Axelle a grandi dans une petite ville de province. Trois frères et une sœur sont nés après elle. Enfance sans histoire, études dans les établissements publics locaux, vie dans une paroisse comme il en existe tant, chemin dans le MEJ… Deux années de classe préparatoire qui lui valurent d’intégrer une grande école d’ingénieurs à Paris.

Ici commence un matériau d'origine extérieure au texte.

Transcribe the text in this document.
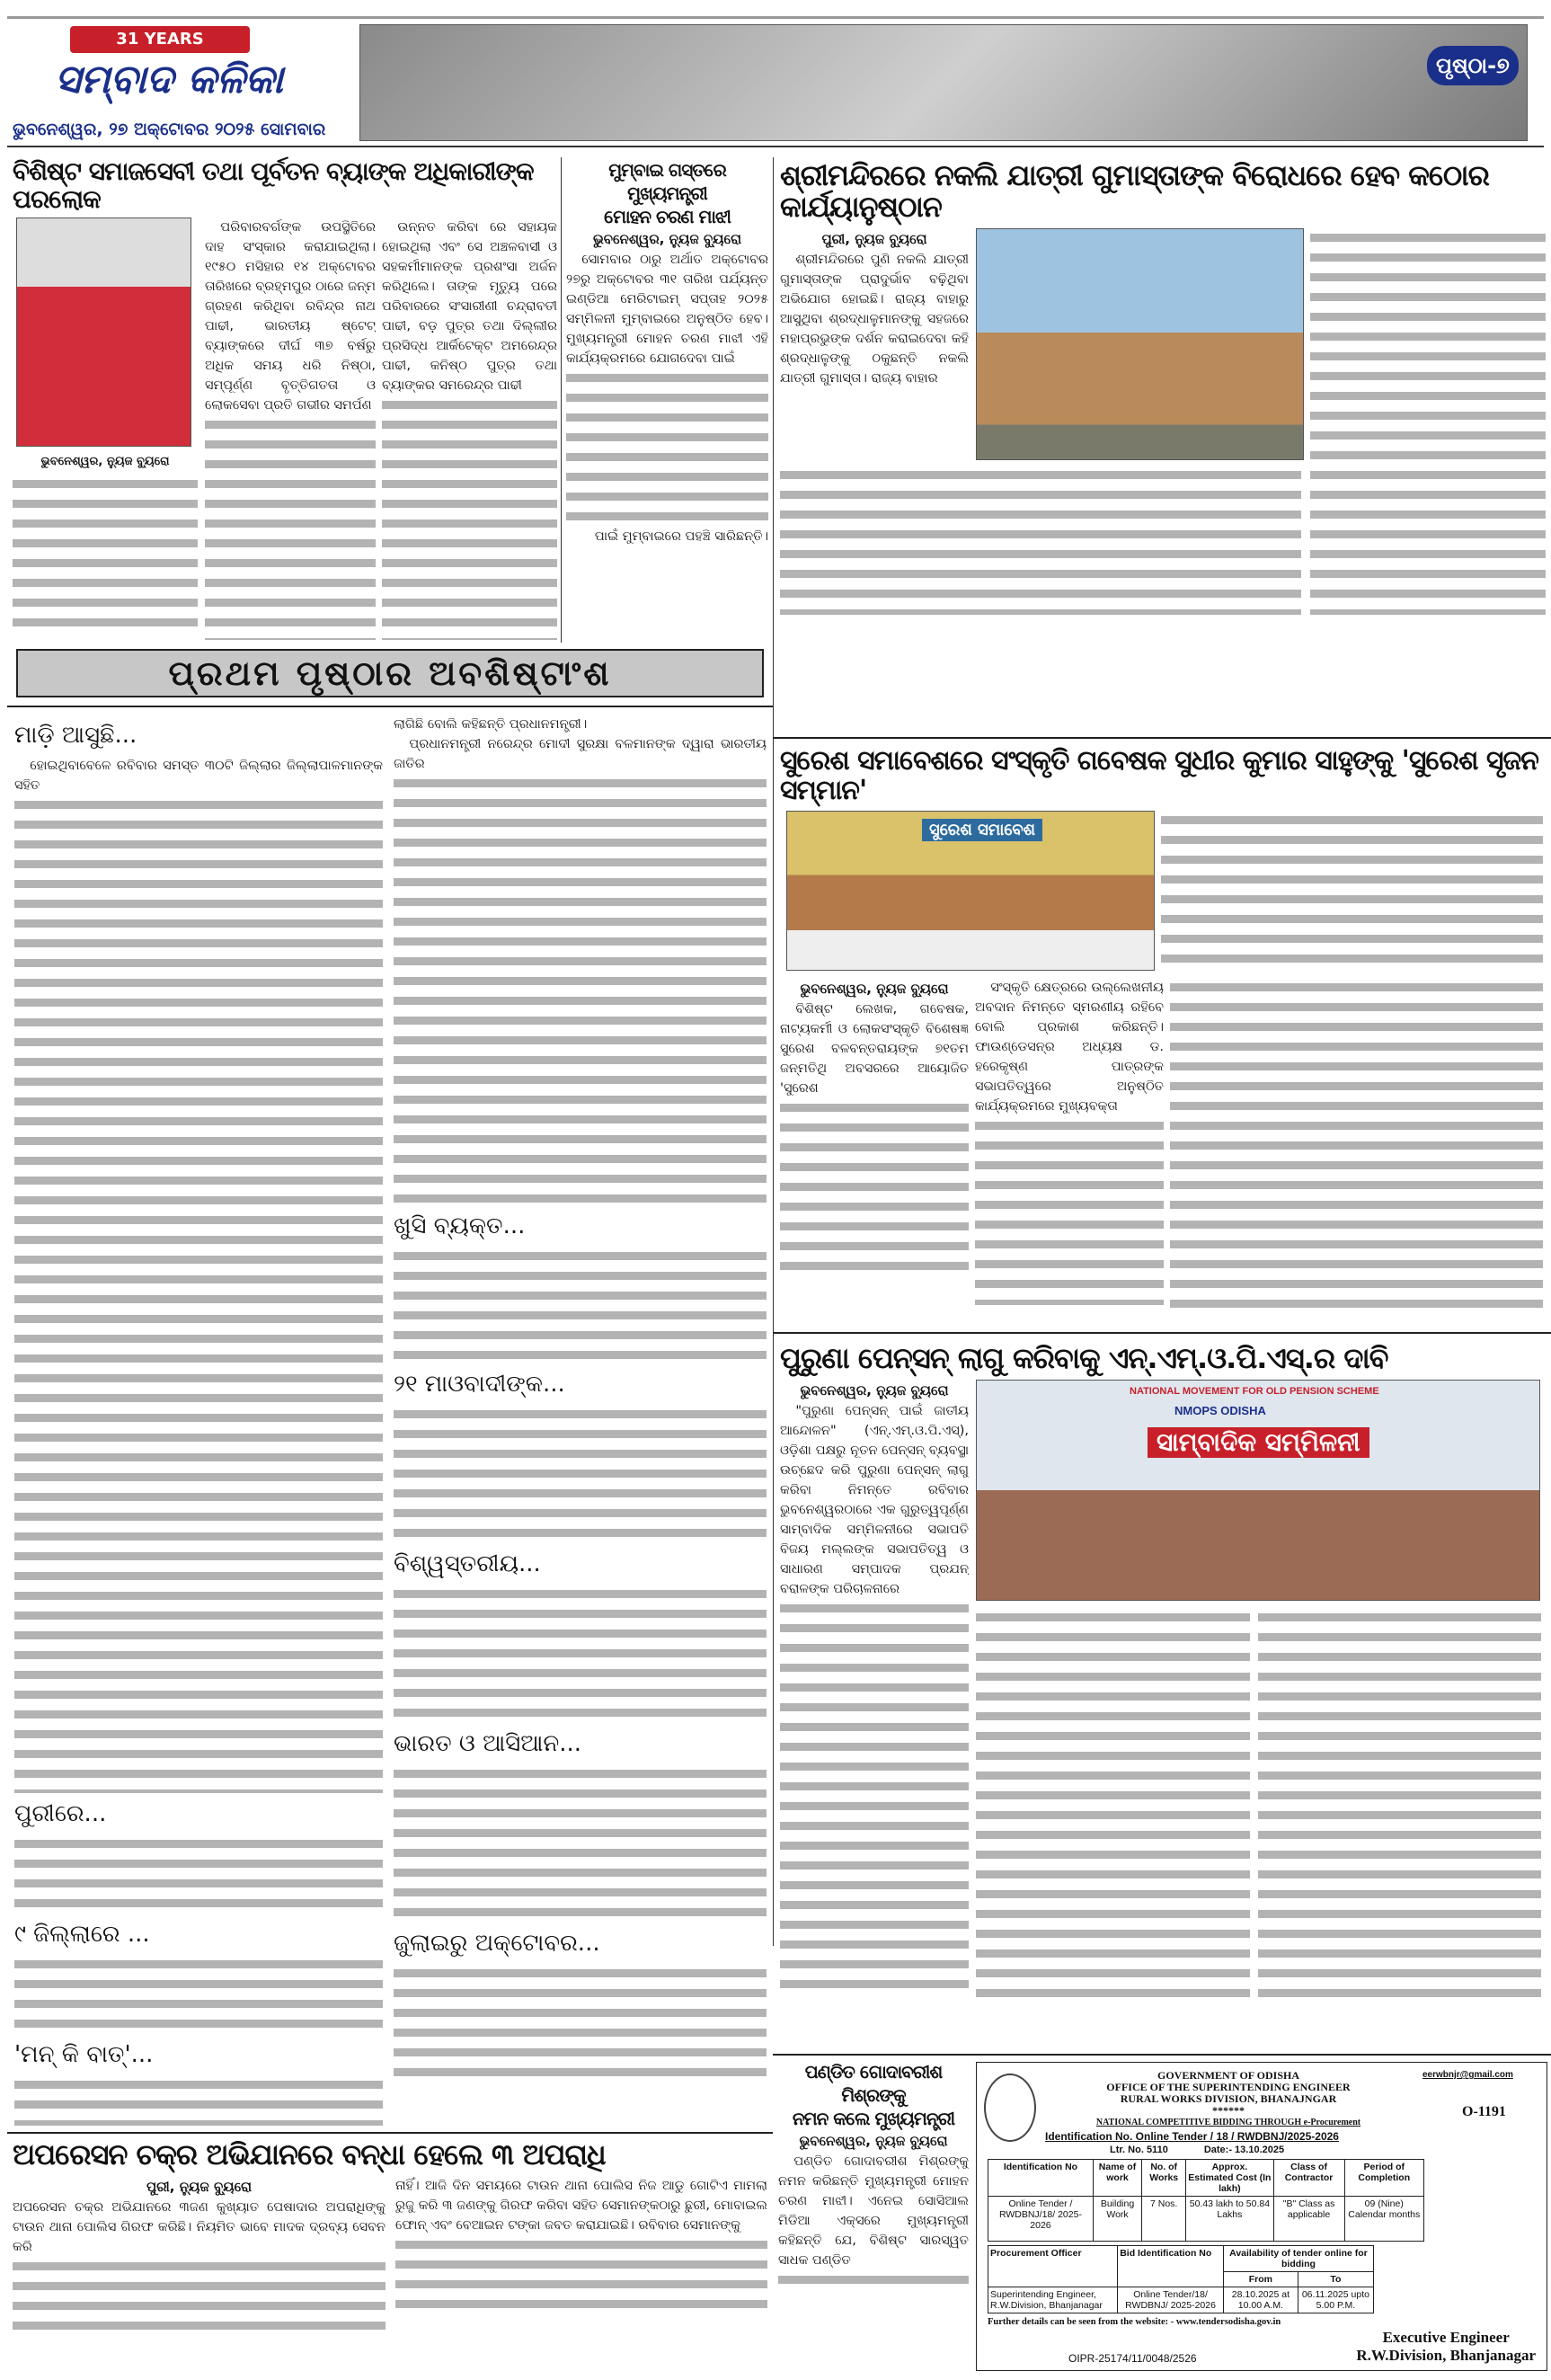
31 YEARS
ସମ୍ବାଦ କଳିକା
ଭୁବନେଶ୍ୱର, ୨୭ ଅକ୍ଟୋବର ୨୦୨୫ ସୋମବାର
ପୃଷ୍ଠା-୭
ବିଶିଷ୍ଟ ସମାଜସେବୀ ତଥା ପୂର୍ବତନ ବ୍ୟାଙ୍କ ଅଧିକାରୀଙ୍କ ପରଲୋକ
ଭୁବନେଶ୍ୱର, ନ୍ୟୁଜ ବ୍ୟୁରୋ

ପରିବାରବର୍ଗଙ୍କ ଉପସ୍ଥିତିରେ ଦାହ ସଂସ୍କାର କରାଯାଇଥିଲା। ୧୯୫୦ ମସିହାର ୧୪ ଅକ୍ଟୋବର ତାରିଖରେ ବ୍ରହ୍ମପୁର ଠାରେ ଜନ୍ମ ଗ୍ରହଣ କରିଥିବା ରବିନ୍ଦ୍ର ନାଥ ପାଢୀ, ଭାରତୀୟ ଷ୍ଟେଟ୍ ବ୍ୟାଙ୍କରେ ଦୀର୍ଘ ୩୭ ବର୍ଷରୁ ଅଧିକ ସମୟ ଧରି ନିଷ୍ଠା, ସମ୍ପୂର୍ଣ୍ଣ ବୃତ୍ତିଗତତା ଓ ଲୋକସେବା ପ୍ରତି ଗଭୀର ସମର୍ପଣ

ଉନ୍ନତ କରିବା ରେ ସହାୟକ ହୋଇଥିଲା ଏବଂ ସେ ଅଞ୍ଚଳବାସୀ ଓ ସହକର୍ମୀମାନଙ୍କ ପ୍ରଶଂସା ଅର୍ଜନ କରିଥିଲେ। ତାଙ୍କ ମୃତ୍ୟୁ ପରେ ପରିବାରରେ ସଂସାରୀଣୀ ଚନ୍ଦ୍ରାବତୀ ପାଢୀ, ବଡ଼ ପୁତ୍ର ତଥା ଦିଲ୍ଲୀର ପ୍ରସିଦ୍ଧ ଆର୍କିଟେକ୍ଟ ଅମରେନ୍ଦ୍ର ପାଢୀ, କନିଷ୍ଠ ପୁତ୍ର ତଥା ବ୍ୟାଙ୍କର ସମରେନ୍ଦ୍ର ପାଢୀ

ମୁମ୍ବାଇ ଗସ୍ତରେ ମୁଖ୍ୟମନ୍ତ୍ରୀ
ମୋହନ ଚରଣ ମାଝୀ
ଭୁବନେଶ୍ୱର, ନ୍ୟୁଜ ବ୍ୟୁରୋ

ସୋମବାର ଠାରୁ ଅର୍ଥାତ ଅକ୍ଟୋବର ୨୭ରୁ ଅକ୍ଟୋବର ୩୧ ତାରିଖ ପର୍ଯ୍ୟନ୍ତ ଇଣ୍ଡିଆ ମେରିଟାଇମ୍ ସପ୍ତାହ ୨୦୨୫ ସମ୍ମିଳନୀ ମୁମ୍ବାଇରେ ଅନୁଷ୍ଠିତ ହେବ। ମୁଖ୍ୟମନ୍ତ୍ରୀ ମୋହନ ଚରଣ ମାଝୀ ଏହି କାର୍ଯ୍ୟକ୍ରମରେ ଯୋଗଦେବା ପାଇଁ

ପାଇଁ ମୁମ୍ବାଇରେ ପହଞ୍ଚି ସାରିଛନ୍ତି।
ଶ୍ରୀମନ୍ଦିରରେ ନକଲି ଯାତ୍ରୀ ଗୁମାସ୍ତାଙ୍କ ବିରୋଧରେ ହେବ କଠୋର କାର୍ଯ୍ୟାନୁଷ୍ଠାନ
ପୁରୀ, ନ୍ୟୁଜ ବ୍ୟୁରୋ

ଶ୍ରୀମନ୍ଦିରରେ ପୁଣି ନକଲି ଯାତ୍ରୀ ଗୁମାସ୍ତାଙ୍କ ପ୍ରାଦୁର୍ଭାବ ବଢ଼ିଥିବା ଅଭିଯୋଗ ହୋଇଛି। ରାଜ୍ୟ ବାହାରୁ ଆସୁଥିବା ଶ୍ରଦ୍ଧାଳୁମାନଙ୍କୁ ସହଜରେ ମହାପ୍ରଭୁଙ୍କ ଦର୍ଶନ କରାଇଦେବା କହି ଶ୍ରଦ୍ଧାଳୁଙ୍କୁ ଠକୁଛନ୍ତି ନକଲି ଯାତ୍ରୀ ଗୁମାସ୍ତା। ରାଜ୍ୟ ବାହାର

ପ୍ରଥମ ପୃଷ୍ଠାର ଅବଶିଷ୍ଟାଂଶ
ମାଡ଼ି ଆସୁଛି...

ହୋଇଥିବାବେଳେ ରବିବାର ସମସ୍ତ ୩୦ଟି ଜିଲ୍ଲାର ଜିଲ୍ଲାପାଳମାନଙ୍କ ସହିତ

ପୁରୀରେ...
୯ ଜିଲ୍ଲାରେ ...
'ମନ୍ କି ବାତ୍'...
ଲାଗିଛି ବୋଲି କହିଛନ୍ତି ପ୍ରଧାନମନ୍ତ୍ରୀ।

ପ୍ରଧାନମନ୍ତ୍ରୀ ନରେନ୍ଦ୍ର ମୋଦୀ ସୁରକ୍ଷା ବଳମାନଙ୍କ ଦ୍ୱାରା ଭାରତୀୟ ଜାତିର

ଖୁସି ବ୍ୟକ୍ତ...
୨୧ ମାଓବାଦୀଙ୍କ...
ବିଶ୍ୱସ୍ତରୀୟ...
ଭାରତ ଓ ଆସିଆନ...
ଜୁଲାଇରୁ ଅକ୍ଟୋବର...
ସୁରେଶ ସମାବେଶରେ ସଂସ୍କୃତି ଗବେଷକ ସୁଧୀର କୁମାର ସାହୁଙ୍କୁ 'ସୁରେଶ ସୃଜନ ସମ୍ମାନ'
ସୁରେଶ ସମାବେଶ
ଭୁବନେଶ୍ୱର, ନ୍ୟୁଜ ବ୍ୟୁରୋ

ବିଶିଷ୍ଟ ଲେଖକ, ଗବେଷକ, ନାଟ୍ୟକର୍ମୀ ଓ ଲୋକସଂସ୍କୃତି ବିଶେଷଜ୍ଞ ସୁରେଶ ବଳବନ୍ତରାୟଙ୍କ ୭୧ତମ ଜନ୍ମତିଥି ଅବସରରେ ଆୟୋଜିତ 'ସୁରେଶ

ସଂସ୍କୃତି କ୍ଷେତ୍ରରେ ଉଲ୍ଲେଖନୀୟ ଅବଦାନ ନିମନ୍ତେ ସ୍ମରଣୀୟ ରହିବେ ବୋଲି ପ୍ରକାଶ କରିଛନ୍ତି। ଫାଉଣ୍ଡେସନ୍‌ର ଅଧ୍ୟକ୍ଷ ଡ. ହରେକୃଷ୍ଣ ପାତ୍ରଙ୍କ ସଭାପତିତ୍ୱରେ ଅନୁଷ୍ଠିତ କାର୍ଯ୍ୟକ୍ରମରେ ମୁଖ୍ୟବକ୍ତା

ପୁରୁଣା ପେନ୍‌ସନ୍ ଲାଗୁ କରିବାକୁ ଏନ୍.ଏମ୍.ଓ.ପି.ଏସ୍.ର ଦାବି
ଭୁବନେଶ୍ୱର, ନ୍ୟୁଜ ବ୍ୟୁରୋ

"ପୁରୁଣା ପେନ୍‌ସନ୍ ପାଇଁ ଜାତୀୟ ଆନ୍ଦୋଳନ" (ଏନ୍.ଏମ୍.ଓ.ପି.ଏସ୍), ଓଡ଼ିଶା ପକ୍ଷରୁ ନୂତନ ପେନ୍‌ସନ୍ ବ୍ୟବସ୍ଥା ଉଚ୍ଛେଦ କରି ପୁରୁଣା ପେନ୍‌ସନ୍ ଲାଗୁ କରିବା ନିମନ୍ତେ ରବିବାର ଭୁବନେଶ୍ୱରଠାରେ ଏକ ଗୁରୁତ୍ୱପୂର୍ଣ୍ଣ ସାମ୍ବାଦିକ ସମ୍ମିଳନୀରେ ସଭାପତି ବିଜୟ ମଲ୍ଲଙ୍କ ସଭାପତିତ୍ୱ ଓ ସାଧାରଣ ସମ୍ପାଦକ ପ୍ରଯନ୍ ବରାଳଙ୍କ ପରିଚାଳନାରେ

NATIONAL MOVEMENT FOR OLD PENSION SCHEME
NMOPS ODISHA
ସାମ୍ବାଦିକ ସମ୍ମିଳନୀ
ଅପରେସନ ଚକ୍ର ଅଭିଯାନରେ ବନ୍ଧା ହେଲେ ୩ ଅପରାଧି
ପୁରୀ, ନ୍ୟୁଜ ବ୍ୟୁରୋ
ଅପରେସନ ଚକ୍ର ଅଭିଯାନରେ ୩ଜଣ କୁଖ୍ୟାତ ପେଷାଦାର ଅପରାଧିଙ୍କୁ ଟାଉନ ଥାନା ପୋଲିସ ଗିରଫ କରିଛି। ନିୟମିତ ଭାବେ ମାଦକ ଦ୍ରବ୍ୟ ସେବନ କରି
ନାହିଁ। ଆଜି ଦିନ ସମୟରେ ଟାଉନ ଥାନା ପୋଲିସ ନିଜ ଆଡୁ ଗୋଟିଏ ମାମଲା ରୁଜୁ କରି ୩ ଜଣଙ୍କୁ ଗିରଫ କରିବା ସହିତ ସେମାନଙ୍କଠାରୁ ଛୁରୀ, ମୋବାଇଲ ଫୋନ୍ ଏବଂ ବେଆଇନ ଟଙ୍କା ଜବତ କରାଯାଇଛି। ରବିବାର ସେମାନଙ୍କୁ
ପଣ୍ଡିତ ଗୋଦାବରୀଶ ମିଶ୍ରଙ୍କୁ
ନମନ କଲେ ମୁଖ୍ୟମନ୍ତ୍ରୀ
ଭୁବନେଶ୍ୱର, ନ୍ୟୁଜ ବ୍ୟୁରୋ

ପଣ୍ଡିତ ଗୋଦାବରୀଶ ମିଶ୍ରଙ୍କୁ ନମନ କରିଛନ୍ତି ମୁଖ୍ୟମନ୍ତ୍ରୀ ମୋହନ ଚରଣ ମାଝୀ। ଏନେଇ ସୋସିଆଲ ମିଡିଆ ଏକ୍ସରେ ମୁଖ୍ୟମନ୍ତ୍ରୀ କହିଛନ୍ତି ଯେ, ବିଶିଷ୍ଟ ସାରସ୍ୱତ ସାଧକ ପଣ୍ଡିତ

eerwbnjr@gmail.com
O-1191
GOVERNMENT OF ODISHA
OFFICE OF THE SUPERINTENDING ENGINEER
RURAL WORKS DIVISION, BHANAJNGAR
******
NATIONAL COMPETITIVE BIDDING THROUGH e-Procurement
Identification No. Online Tender / 18 / RWDBNJ/2025-2026
Ltr. No. 5110	Date:- 13.10.2025
Identification No	Name of work	No. of Works	Approx. Estimated Cost (In lakh)	Class of Contractor	Period of Completion
Online Tender / RWDBNJ/18/ 2025-2026	Building Work	7 Nos.	50.43 lakh to 50.84 Lakhs	"B" Class as applicable	09 (Nine) Calendar months
Procurement Officer	Bid Identification No	Availability of tender online for bidding	
		From	To
Superintending Engineer, R.W.Division, Bhanjanagar	Online Tender/18/ RWDBNJ/ 2025-2026	28.10.2025 at 10.00 A.M.	06.11.2025 upto 5.00 P.M.
Further details can be seen from the website: - www.tendersodisha.gov.in
OIPR-25174/11/0048/2526
Executive Engineer
R.W.Division, Bhanjanagar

Et voilà qu’une vocation de chercheur s’éveille. Mais ce n’est pas la seule. Le 1er avril 2001, un appel nous enjoint de venir la retrouver pour le dîner. Ce n’est pas un ultimatum mais nous comprenons que c’est important et, laissant là ses frères et sœur, nous prenons la route. Que veut-elle nous dire ? Nous ne savons pas ou ne voulons pas savoir. Le lieu de rendez-vous nous aide à comprendre de quoi il retourne : une église du centre de Paris où une communauté accueille pour la prière les hommes et les femmes de la ville. Au restaurant, des mots sont mis sur ce que nous pressentions sans vraiment vouloir creuser : « Je vais rentrer dans cette communauté, je veux consacrer ma vie au Seigneur. »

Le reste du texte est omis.